Leptin-stimulated K(ATP) channel trafficking: A new paradigm for β-cell stimulus-secretion coupling?

Insulin secretion from pancreatic β-cells is initiated by the closure of ATP-sensitive K(+) channels (K(ATP)) in response to high concentrations of glucose, and this action of glucose is counteracted by the hormone leptin, an adipokine that signals through the Ob-R(b) receptor to increase K(ATP) channel activity. Despite intensive investigations, the molecular basis for K(ATP) channel regulation remains uncertain, particularly from the standpoint of whether fluctuations in plasma membrane K(ATP) channel content underlie alterations of K(ATP) channel activity in response to glucose or leptin. Surprisingly, newly published findings reveal that leptin stimulates AMP-activated protein kinase (AMPK) in order to promote trafficking of K(ATP) channels from cytosolic vesicles to the plasma membrane of β-cells. This action of leptin is mimicked by low concentrations of glucose that also activate AMPK and that inhibit insulin secretion. Thus, a new paradigm for β-cell stimulus-secretion coupling is suggested in which leptin exerts a tonic inhibitory effect on β-cell excitability by virtue of its ability to increase plasma membrane K(ATP) channel density and whole-cell K(ATP) channel current.
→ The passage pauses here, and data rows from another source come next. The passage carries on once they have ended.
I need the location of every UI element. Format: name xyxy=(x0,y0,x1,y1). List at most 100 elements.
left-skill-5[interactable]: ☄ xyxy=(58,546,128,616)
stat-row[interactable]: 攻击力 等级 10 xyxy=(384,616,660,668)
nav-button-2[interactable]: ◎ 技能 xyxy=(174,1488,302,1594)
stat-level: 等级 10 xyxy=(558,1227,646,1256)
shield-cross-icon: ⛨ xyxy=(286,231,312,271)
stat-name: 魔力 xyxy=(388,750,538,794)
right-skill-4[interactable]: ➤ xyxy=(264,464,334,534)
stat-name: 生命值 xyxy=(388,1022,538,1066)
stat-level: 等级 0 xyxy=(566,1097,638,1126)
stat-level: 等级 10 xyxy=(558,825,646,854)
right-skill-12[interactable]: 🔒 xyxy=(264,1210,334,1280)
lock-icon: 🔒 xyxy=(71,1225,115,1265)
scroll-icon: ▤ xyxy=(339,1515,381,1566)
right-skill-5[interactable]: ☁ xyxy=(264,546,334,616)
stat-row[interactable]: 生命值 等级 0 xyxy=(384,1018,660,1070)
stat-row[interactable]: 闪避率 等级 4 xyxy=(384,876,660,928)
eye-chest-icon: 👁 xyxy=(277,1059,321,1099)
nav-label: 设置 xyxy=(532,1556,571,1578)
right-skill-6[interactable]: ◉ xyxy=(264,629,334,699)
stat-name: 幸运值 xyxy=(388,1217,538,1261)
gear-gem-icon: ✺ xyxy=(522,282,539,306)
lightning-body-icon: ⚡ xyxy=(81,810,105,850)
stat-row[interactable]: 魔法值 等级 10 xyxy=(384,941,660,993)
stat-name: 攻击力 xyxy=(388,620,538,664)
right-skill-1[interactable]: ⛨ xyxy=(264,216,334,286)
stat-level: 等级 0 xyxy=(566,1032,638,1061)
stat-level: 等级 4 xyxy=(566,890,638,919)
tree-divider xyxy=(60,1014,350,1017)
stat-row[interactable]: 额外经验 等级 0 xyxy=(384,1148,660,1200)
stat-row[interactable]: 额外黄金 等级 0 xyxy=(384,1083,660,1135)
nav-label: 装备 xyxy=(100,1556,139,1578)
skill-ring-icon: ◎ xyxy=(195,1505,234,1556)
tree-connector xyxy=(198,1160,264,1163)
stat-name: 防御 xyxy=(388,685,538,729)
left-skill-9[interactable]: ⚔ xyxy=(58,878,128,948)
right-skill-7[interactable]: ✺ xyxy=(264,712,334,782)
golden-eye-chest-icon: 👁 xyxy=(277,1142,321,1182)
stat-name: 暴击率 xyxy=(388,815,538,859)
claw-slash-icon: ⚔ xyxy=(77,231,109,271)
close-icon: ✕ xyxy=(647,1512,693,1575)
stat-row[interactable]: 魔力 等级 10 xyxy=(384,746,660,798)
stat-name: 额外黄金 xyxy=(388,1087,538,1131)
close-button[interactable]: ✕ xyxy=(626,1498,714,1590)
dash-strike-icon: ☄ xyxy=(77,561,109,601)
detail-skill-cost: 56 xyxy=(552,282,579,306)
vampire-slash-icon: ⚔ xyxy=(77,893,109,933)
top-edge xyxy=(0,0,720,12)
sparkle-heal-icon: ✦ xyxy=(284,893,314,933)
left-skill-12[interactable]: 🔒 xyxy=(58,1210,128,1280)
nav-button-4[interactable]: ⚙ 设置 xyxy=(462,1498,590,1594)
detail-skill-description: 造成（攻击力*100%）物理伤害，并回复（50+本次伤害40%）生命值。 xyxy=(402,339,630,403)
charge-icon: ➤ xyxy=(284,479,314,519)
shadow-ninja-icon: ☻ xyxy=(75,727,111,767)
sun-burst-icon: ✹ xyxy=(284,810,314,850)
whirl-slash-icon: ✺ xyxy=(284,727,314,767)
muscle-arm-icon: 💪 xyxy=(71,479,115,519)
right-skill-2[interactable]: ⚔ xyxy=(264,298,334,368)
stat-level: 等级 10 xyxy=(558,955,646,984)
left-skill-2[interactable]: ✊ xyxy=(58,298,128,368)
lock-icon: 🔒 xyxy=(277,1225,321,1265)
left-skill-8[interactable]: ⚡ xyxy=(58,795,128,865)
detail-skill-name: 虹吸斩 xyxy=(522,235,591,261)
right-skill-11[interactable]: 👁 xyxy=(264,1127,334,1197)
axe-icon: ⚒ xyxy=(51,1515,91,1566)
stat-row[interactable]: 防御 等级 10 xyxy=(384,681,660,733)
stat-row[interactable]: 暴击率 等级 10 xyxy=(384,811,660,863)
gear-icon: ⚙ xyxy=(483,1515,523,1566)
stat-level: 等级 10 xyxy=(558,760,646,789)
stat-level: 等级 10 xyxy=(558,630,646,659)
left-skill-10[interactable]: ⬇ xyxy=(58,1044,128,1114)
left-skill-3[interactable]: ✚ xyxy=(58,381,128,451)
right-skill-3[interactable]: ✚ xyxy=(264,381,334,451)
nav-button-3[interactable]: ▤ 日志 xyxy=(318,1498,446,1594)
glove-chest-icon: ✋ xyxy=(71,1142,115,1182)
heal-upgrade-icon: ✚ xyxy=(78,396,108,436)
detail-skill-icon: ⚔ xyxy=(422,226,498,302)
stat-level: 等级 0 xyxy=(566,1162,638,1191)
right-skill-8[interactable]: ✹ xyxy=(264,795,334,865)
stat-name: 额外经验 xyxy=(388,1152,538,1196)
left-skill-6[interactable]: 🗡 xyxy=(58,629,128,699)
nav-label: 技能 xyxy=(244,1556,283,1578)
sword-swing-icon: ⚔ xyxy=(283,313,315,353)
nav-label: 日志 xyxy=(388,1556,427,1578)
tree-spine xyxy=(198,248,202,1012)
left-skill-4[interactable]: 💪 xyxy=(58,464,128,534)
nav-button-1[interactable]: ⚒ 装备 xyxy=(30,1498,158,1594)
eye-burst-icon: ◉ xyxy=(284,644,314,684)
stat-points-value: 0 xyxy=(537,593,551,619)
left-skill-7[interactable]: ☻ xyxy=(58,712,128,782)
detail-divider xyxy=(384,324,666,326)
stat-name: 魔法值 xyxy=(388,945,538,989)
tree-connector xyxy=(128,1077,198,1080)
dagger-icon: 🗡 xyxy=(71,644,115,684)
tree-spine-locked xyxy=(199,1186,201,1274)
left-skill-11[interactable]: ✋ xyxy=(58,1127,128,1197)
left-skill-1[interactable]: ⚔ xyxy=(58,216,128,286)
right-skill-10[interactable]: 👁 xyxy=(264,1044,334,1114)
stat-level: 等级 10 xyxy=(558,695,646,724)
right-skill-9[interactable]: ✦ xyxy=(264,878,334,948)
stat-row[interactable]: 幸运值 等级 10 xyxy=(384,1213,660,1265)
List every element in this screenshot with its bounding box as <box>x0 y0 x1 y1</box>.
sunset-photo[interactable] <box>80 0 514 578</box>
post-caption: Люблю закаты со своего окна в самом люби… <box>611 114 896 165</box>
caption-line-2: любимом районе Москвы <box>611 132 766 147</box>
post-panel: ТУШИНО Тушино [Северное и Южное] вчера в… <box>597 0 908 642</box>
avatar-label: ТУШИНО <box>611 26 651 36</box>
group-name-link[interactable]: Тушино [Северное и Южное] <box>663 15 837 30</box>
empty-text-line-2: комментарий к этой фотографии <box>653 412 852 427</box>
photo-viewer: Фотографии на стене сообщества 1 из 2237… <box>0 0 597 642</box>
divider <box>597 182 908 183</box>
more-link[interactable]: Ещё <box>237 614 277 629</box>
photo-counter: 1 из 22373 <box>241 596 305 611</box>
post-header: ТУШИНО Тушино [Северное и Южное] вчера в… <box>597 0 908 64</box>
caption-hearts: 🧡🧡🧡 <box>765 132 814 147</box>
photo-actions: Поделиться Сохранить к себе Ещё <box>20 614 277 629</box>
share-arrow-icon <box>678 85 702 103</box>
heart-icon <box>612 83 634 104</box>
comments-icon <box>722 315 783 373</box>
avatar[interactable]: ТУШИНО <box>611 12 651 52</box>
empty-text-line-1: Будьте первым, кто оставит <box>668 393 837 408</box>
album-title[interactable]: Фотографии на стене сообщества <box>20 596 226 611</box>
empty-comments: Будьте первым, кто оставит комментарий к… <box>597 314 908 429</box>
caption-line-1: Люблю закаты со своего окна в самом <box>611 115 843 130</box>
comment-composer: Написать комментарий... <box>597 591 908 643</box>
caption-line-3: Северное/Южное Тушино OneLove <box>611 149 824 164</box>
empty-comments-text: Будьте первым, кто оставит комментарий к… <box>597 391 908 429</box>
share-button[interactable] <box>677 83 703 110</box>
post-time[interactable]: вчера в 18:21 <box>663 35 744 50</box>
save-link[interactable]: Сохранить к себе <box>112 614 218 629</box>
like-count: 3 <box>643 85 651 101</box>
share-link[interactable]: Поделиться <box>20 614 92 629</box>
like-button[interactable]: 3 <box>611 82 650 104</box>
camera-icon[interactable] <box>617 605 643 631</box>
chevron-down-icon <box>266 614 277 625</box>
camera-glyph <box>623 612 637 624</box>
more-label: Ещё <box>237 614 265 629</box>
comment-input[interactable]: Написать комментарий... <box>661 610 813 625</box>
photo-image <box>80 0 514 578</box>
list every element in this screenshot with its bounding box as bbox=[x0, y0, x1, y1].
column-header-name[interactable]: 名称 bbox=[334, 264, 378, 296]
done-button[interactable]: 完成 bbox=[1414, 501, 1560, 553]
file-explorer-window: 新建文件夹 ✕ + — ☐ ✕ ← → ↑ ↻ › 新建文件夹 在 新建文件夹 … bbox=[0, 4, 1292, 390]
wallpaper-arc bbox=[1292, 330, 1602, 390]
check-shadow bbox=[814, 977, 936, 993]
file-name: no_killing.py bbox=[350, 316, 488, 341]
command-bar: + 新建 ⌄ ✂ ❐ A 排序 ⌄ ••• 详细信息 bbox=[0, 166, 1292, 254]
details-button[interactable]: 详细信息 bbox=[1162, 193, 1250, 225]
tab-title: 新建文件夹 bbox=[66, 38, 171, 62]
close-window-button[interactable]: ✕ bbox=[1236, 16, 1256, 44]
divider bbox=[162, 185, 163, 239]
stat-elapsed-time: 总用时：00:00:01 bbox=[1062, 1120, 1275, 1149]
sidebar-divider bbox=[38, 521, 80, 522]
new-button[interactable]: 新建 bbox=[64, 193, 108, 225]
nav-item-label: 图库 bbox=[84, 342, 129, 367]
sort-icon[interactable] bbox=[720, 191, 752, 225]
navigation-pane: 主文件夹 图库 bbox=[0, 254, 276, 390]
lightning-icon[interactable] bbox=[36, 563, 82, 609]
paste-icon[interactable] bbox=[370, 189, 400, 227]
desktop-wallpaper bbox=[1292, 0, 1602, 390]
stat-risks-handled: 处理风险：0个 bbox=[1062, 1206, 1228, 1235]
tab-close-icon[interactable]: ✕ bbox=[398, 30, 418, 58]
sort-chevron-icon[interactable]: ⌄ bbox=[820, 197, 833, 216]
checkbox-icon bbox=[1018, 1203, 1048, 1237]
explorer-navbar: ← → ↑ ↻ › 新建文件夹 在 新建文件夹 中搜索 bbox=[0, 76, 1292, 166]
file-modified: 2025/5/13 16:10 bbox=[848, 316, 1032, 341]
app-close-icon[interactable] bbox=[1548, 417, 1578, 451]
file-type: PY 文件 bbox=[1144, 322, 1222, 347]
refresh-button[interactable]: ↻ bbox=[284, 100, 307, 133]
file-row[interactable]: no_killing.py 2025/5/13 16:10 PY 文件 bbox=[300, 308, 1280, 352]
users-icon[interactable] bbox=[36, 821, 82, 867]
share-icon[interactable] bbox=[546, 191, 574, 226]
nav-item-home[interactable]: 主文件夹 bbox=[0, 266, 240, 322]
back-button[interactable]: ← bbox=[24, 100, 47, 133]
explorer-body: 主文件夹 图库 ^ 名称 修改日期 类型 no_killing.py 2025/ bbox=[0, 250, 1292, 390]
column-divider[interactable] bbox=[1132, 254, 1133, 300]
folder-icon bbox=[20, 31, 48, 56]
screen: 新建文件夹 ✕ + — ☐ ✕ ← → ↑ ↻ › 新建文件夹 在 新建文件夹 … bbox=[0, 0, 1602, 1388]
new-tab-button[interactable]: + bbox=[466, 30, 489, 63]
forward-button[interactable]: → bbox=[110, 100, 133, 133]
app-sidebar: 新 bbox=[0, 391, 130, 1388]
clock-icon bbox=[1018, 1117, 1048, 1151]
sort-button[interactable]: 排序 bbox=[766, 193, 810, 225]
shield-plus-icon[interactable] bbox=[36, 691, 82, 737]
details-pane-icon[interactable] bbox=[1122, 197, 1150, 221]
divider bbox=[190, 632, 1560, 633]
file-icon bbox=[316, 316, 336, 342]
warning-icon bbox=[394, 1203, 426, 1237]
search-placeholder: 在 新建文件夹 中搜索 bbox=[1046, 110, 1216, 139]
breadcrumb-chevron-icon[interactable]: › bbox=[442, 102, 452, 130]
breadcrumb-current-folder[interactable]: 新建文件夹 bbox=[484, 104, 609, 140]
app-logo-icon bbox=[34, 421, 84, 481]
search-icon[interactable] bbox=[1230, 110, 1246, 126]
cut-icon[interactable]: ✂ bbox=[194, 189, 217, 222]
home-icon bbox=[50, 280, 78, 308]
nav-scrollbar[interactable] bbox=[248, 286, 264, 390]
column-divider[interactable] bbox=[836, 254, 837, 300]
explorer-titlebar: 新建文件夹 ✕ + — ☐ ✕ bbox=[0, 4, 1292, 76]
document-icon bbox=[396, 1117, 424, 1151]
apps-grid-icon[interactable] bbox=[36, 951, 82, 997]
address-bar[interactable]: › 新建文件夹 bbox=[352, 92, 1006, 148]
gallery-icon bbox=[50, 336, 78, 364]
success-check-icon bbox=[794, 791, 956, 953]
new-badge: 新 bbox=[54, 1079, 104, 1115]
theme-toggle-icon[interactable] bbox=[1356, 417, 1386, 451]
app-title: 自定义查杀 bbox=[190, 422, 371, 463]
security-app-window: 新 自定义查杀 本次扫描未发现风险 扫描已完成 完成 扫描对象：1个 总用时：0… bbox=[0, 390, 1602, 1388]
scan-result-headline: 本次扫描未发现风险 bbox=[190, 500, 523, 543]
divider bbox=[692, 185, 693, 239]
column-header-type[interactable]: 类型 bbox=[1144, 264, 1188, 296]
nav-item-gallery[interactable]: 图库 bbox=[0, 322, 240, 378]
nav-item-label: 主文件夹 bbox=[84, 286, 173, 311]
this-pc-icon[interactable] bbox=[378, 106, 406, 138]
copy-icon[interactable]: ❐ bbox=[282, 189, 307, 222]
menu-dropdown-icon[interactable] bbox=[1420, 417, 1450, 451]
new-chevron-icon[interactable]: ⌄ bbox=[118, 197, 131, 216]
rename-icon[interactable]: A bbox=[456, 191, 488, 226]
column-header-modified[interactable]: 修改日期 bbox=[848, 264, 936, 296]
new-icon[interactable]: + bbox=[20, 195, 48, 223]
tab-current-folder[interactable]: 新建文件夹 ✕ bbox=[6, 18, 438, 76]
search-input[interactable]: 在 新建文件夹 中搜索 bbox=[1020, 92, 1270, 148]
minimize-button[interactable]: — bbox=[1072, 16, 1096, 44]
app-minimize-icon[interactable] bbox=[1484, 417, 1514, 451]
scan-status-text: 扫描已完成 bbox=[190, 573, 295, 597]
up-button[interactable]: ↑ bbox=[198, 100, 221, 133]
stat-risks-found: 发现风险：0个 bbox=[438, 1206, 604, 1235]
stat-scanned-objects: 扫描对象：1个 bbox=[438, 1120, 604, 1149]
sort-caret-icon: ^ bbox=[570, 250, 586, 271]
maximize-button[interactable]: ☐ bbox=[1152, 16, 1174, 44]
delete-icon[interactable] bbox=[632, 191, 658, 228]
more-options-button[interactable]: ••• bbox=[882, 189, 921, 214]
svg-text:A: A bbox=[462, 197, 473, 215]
One important issue that remains unresolved is whether high concentrations of glucose suppress AMPK activity in order to shift the balance of membrane cycling so that K(ATP) channel endocytosis predominates over vesicular K(ATP) channel insertion into the plasma membrane. If so, high concentrations of glucose might transiently reduce K(ATP) channel density/current, thereby favoring β-cell depolarization and insulin secretion. Such an AMPK-dependent action of glucose would complement its established ability to generate an increase of ATP/ADP concentration ratio that directly closes K(ATP) channels in the plasma membrane.